The coalition had to split into two organizations, one tax exempt and one not, after losing a long struggle with the Internal Revenue Service and Barry Lynn’s Americans United for Separation of Church and State.
Robertson says the mailing list of contributors contains 2 million names, but Lynn contends the core constituency is only 425,000. Registration for the conference was 3,500, compared with 4,000 in 1998.
Nonetheless, Republicans still consider the coalition a strategic asset, and their top brass in Washington turned out: House Speaker Dennis Hastert, House Majority Leader Dick Armey, Senate Majority Leader Trent Lott, and party chairman Jim Nicholson, who treated the coalition as an arm of the GOP.
”We can win the White House and the Congress and then go on the offense for a change,” Nicholson preached. ”Working together, we can make history.”
Similarly, Robertson declaimed, ”If we aren’t in the field next election, the Republicans will lose.
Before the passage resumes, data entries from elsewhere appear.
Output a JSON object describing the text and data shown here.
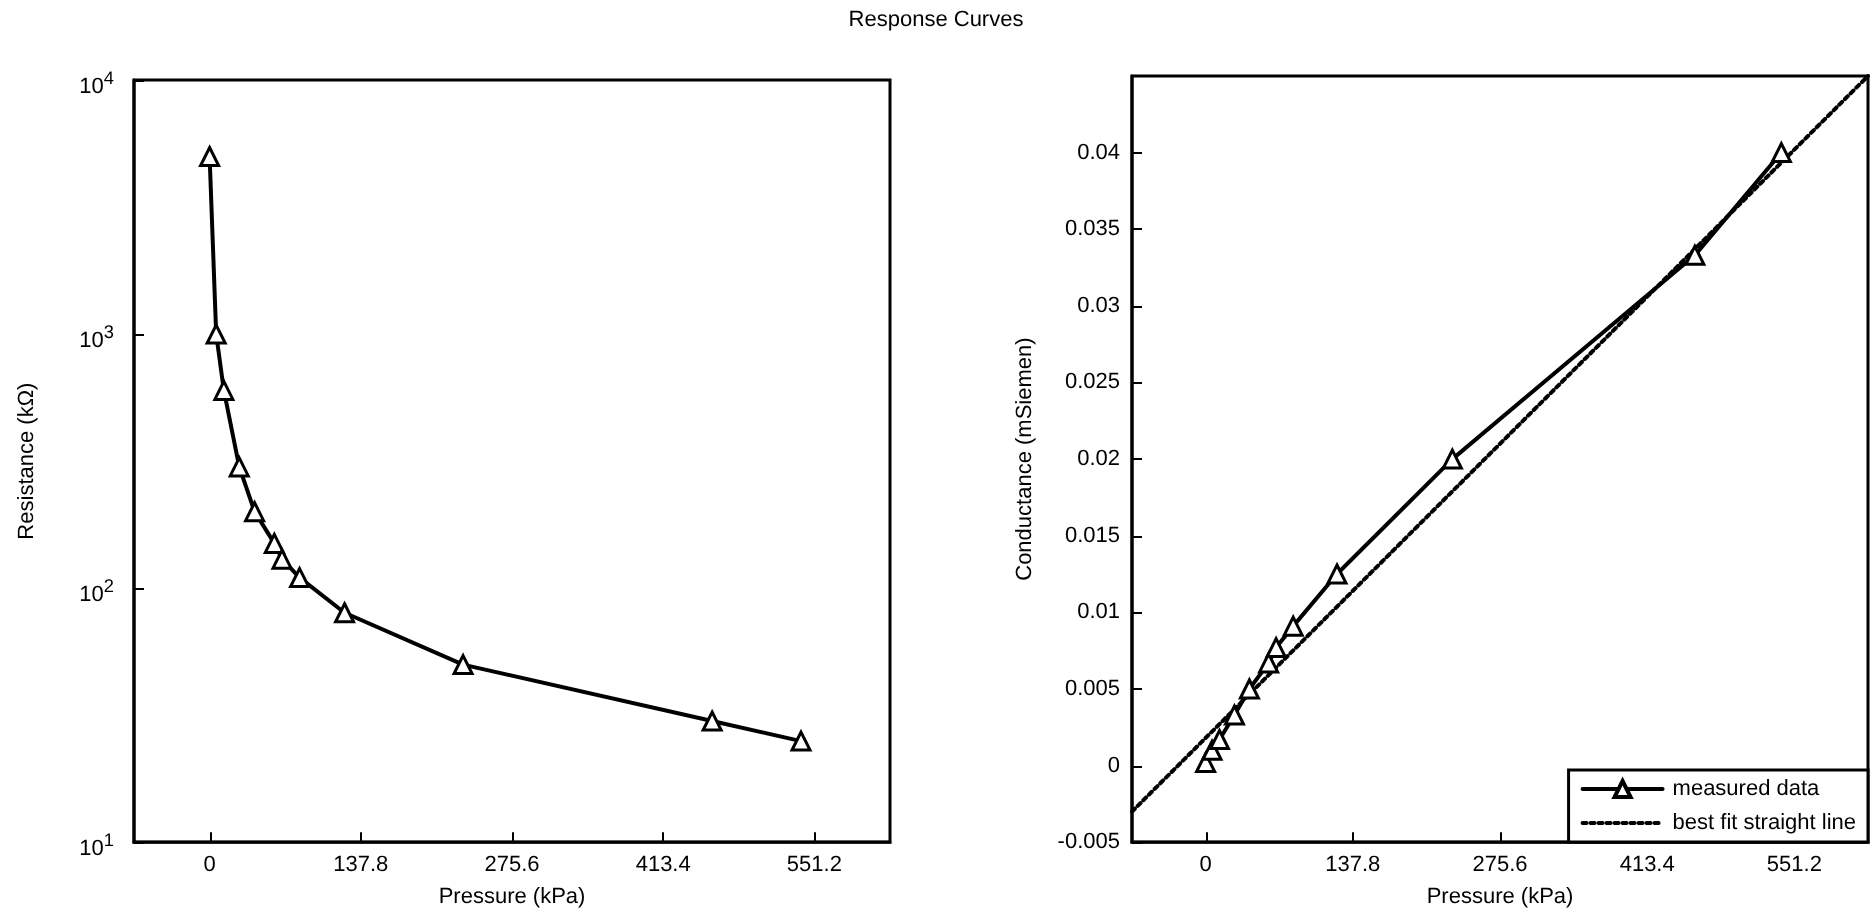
{
  "chart_data": [
    {
      "type": "line",
      "title": "Response Curves",
      "xlabel": "Pressure (kPa)",
      "ylabel": "Resistance (kΩ)",
      "log": "y",
      "marker": "triangle",
      "line_style": "solid",
      "grid": false,
      "legend": false,
      "xlim": [
        -68.9,
        620.1
      ],
      "xticks": [
        0,
        137.8,
        275.6,
        413.4,
        551.2
      ],
      "ylim": [
        10,
        10000
      ],
      "yticks": [
        {
          "value": 10,
          "label": "10$^{1}$"
        },
        {
          "value": 100,
          "label": "10$^{2}$"
        },
        {
          "value": 1000,
          "label": "10$^{3}$"
        },
        {
          "value": 10000,
          "label": "10$^{4}$"
        }
      ],
      "x": [
        0,
        6,
        13,
        27,
        41,
        59,
        66,
        82,
        123,
        231,
        458,
        539
      ],
      "series": [
        {
          "color": "#000000",
          "values": [
            5000,
            1000,
            600,
            300,
            200,
            150,
            130,
            110,
            80,
            50,
            30,
            25
          ]
        }
      ]
    },
    {
      "type": "line",
      "xlabel": "Pressure (kPa)",
      "ylabel": "Conductance (mSiemen)",
      "grid": false,
      "legend": "bottom right",
      "xlim": [
        -68.9,
        620.1
      ],
      "xticks": [
        0,
        137.8,
        275.6,
        413.4,
        551.2
      ],
      "ylim": [
        -0.005,
        0.045
      ],
      "yticks": [
        -0.005,
        0,
        0.005,
        0.01,
        0.015,
        0.02,
        0.025,
        0.03,
        0.035,
        0.04
      ],
      "series": [
        {
          "name": "measured data",
          "color": "#000000",
          "marker": "triangle",
          "line_style": "solid",
          "x": [
            0,
            6,
            13,
            27,
            41,
            59,
            66,
            82,
            123,
            231,
            458,
            539
          ],
          "values": [
            0.0002,
            0.001,
            0.0017,
            0.0033,
            0.005,
            0.0067,
            0.0077,
            0.0091,
            0.0125,
            0.02,
            0.0333,
            0.04
          ]
        },
        {
          "name": "best fit straight line",
          "color": "#000000",
          "marker": "none",
          "line_style": "dotted",
          "x": [
            -68.9,
            620.1
          ],
          "values": [
            -0.003,
            0.045
          ]
        }
      ]
    }
  ]
}
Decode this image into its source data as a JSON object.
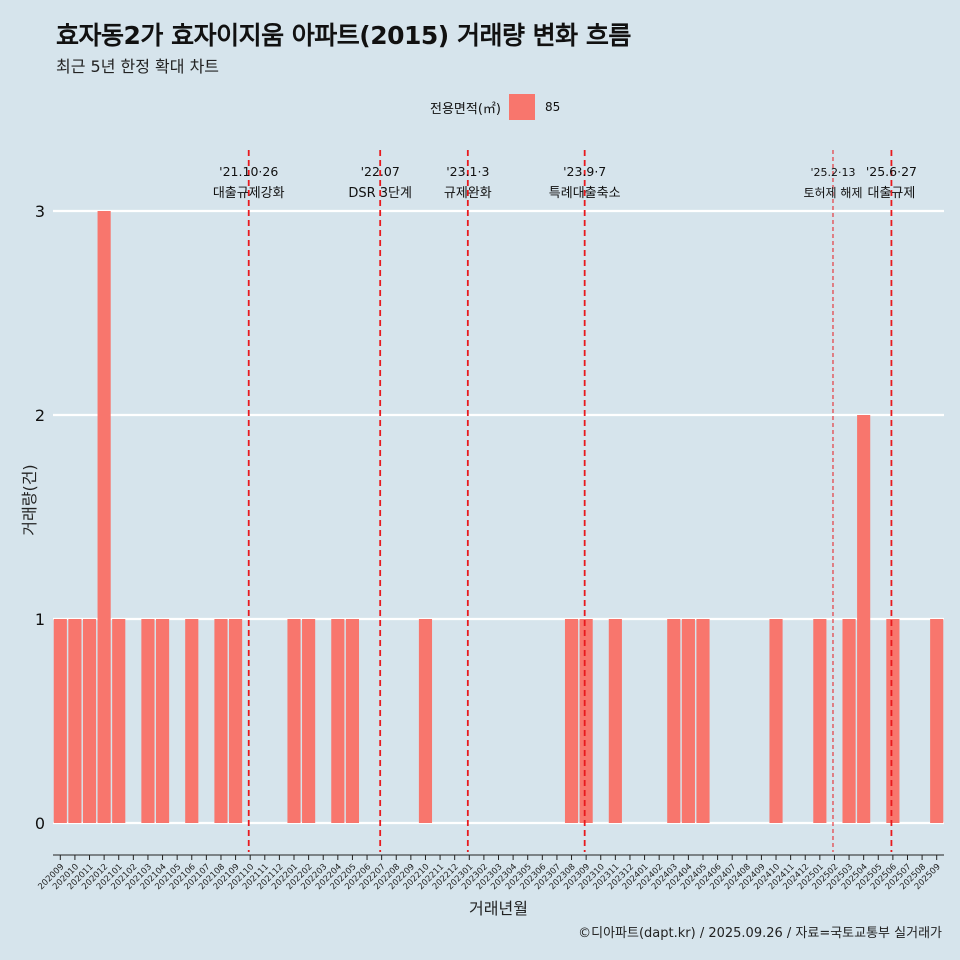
{
  "title": "효자동2가 효자이지움 아파트(2015) 거래량 변화 흐름",
  "subtitle": "최근 5년 한정 확대 차트",
  "caption": "©디아파트(dapt.kr) / 2025.09.26 / 자료=국토교통부 실거래가",
  "legend": {
    "title": "전용면적(㎡)",
    "label": "85",
    "color": "#f8766d"
  },
  "chart_data": {
    "type": "bar",
    "xlabel": "거래년월",
    "ylabel": "거래량(건)",
    "ylim": [
      0,
      3
    ],
    "yticks": [
      0,
      1,
      2,
      3
    ],
    "bar_color": "#f8766d",
    "grid": true,
    "categories": [
      "202009",
      "202010",
      "202011",
      "202012",
      "202101",
      "202102",
      "202103",
      "202104",
      "202105",
      "202106",
      "202107",
      "202108",
      "202109",
      "202110",
      "202111",
      "202112",
      "202201",
      "202202",
      "202203",
      "202204",
      "202205",
      "202206",
      "202207",
      "202208",
      "202209",
      "202210",
      "202211",
      "202212",
      "202301",
      "202302",
      "202303",
      "202304",
      "202305",
      "202306",
      "202307",
      "202308",
      "202309",
      "202310",
      "202311",
      "202312",
      "202401",
      "202402",
      "202403",
      "202404",
      "202405",
      "202406",
      "202407",
      "202408",
      "202409",
      "202410",
      "202411",
      "202412",
      "202501",
      "202502",
      "202503",
      "202504",
      "202505",
      "202506",
      "202507",
      "202508",
      "202509"
    ],
    "values": [
      1,
      1,
      1,
      3,
      1,
      0,
      1,
      1,
      0,
      1,
      0,
      1,
      1,
      0,
      0,
      0,
      1,
      1,
      0,
      1,
      1,
      0,
      0,
      0,
      0,
      1,
      0,
      0,
      0,
      0,
      0,
      0,
      0,
      0,
      0,
      1,
      1,
      0,
      1,
      0,
      0,
      0,
      1,
      1,
      1,
      0,
      0,
      0,
      0,
      1,
      0,
      0,
      1,
      0,
      1,
      2,
      0,
      1,
      0,
      0,
      1
    ],
    "annotations": [
      {
        "index": 13.4,
        "date": "'21.10·26",
        "label": "대출규제강화",
        "style": "bold"
      },
      {
        "index": 22.4,
        "date": "'22.07",
        "label": "DSR 3단계",
        "style": "bold"
      },
      {
        "index": 28.4,
        "date": "'23.1·3",
        "label": "규제완화",
        "style": "bold"
      },
      {
        "index": 36.4,
        "date": "'23.9·7",
        "label": "특례대출축소",
        "style": "bold"
      },
      {
        "index": 53.4,
        "date": "'25.2·13",
        "label": "토허제 해제",
        "style": "thin"
      },
      {
        "index": 57.4,
        "date": "'25.6·27",
        "label": "대출규제",
        "style": "bold"
      }
    ]
  }
}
We will be the margin of victory in the key states.”
Democrats Bill Bradley and Al Gore declined invitations to this unfriendly venue, as did Republicans John McCain and Pat Buchanan, no Robertson favorites. But all other GOP candidates cleared their schedules to appear.
As each spoke to a ballroom packed with placard-waving enthusiasts, there were complex interweavings of faith and politics.
The crowd welcomed Religious Right favorite Gary Bauer, even though rumors had forced him to profess fidelity to his wife. Robertson was unimpressed, citing in an interview biblical grounds why Bauer should have heeded now-departed advisors’ warnings that spending too much time alone with a young female aide looked bad.
Proverbs 24:6, Robertson noted, says, ”… in multitude of counsellors there is safety.”
Elizabeth Dole, offering heartfelt Christian testimony along with her platform, drew less enthusiasm than Steve Forbes’ hard-right pronouncements.
The main event was George W. Bush’s visitation. Except on abortion (”every child born and unborn must be protected by law and welcomed to life”), the Texas governor soft-pedaled the Religious Right agenda. He was repaid with lusty cheers anyway, thanks to his front-runner’s glow and the blessings of Robertson.
Doug Wead, a Texas-based evangelical author and unpaid Bush adviser, puts the coalition in context: ”The media give the impression that the Christian Coalition is a monolithic organization that represents the rank and file of the Evangelical movement.”
Despite its visibility, he says, it is ”only one group among many … (and) there are huge blocs that do not participate at all.”
Opposing the Religious Right, while it may win applause inside the Beltway, will not help win the Republican nomination, Wead says. ”And in the general election there are simply too many born-again Christians.”
Smart politicos go by the numbers, he observes, and a recent Gallup poll shows 48 percent of Americans call themselves ”born-again or evangelical.” The number has risen steadily since 1976 when candidate Jimmy Carter famously professed his faith.
Yet Robertson, a Democratic senator’s son, says disappointment with Carter’s presidency propelled him into the Republican Party and political organizing. Besides that, ”I saw just a steamrolling liberal animus against the Christian values moving though the court system and into society.”
Robertson-style activism has lately come under attack not only from the likes of Lynn but former Moral Majority leaders Ed Dobson and Cal Thomas. They assert in a recent book that fellow Christians should stick to evangelism. Robertson scoffs, ”The building is on fire, and to say Christians should not grab a hose is stupid.”
Ralph Reed, who built Christian Coalition into an effective organization before he became a political consultant, maintains that politics can be just as holy a vocation as preaching. ”Done properly, it elevates issues that are otherwise neglected,” he said in an interview.
Disputing Dobson and Thomas, Reed says the Religious Right has had an impact and will do more. It took a 55-year crusade, he notes, to end slavery and 70 years to win the vote for women.
”These people who engaged the political system the past two decades are not going to leave it,” he says.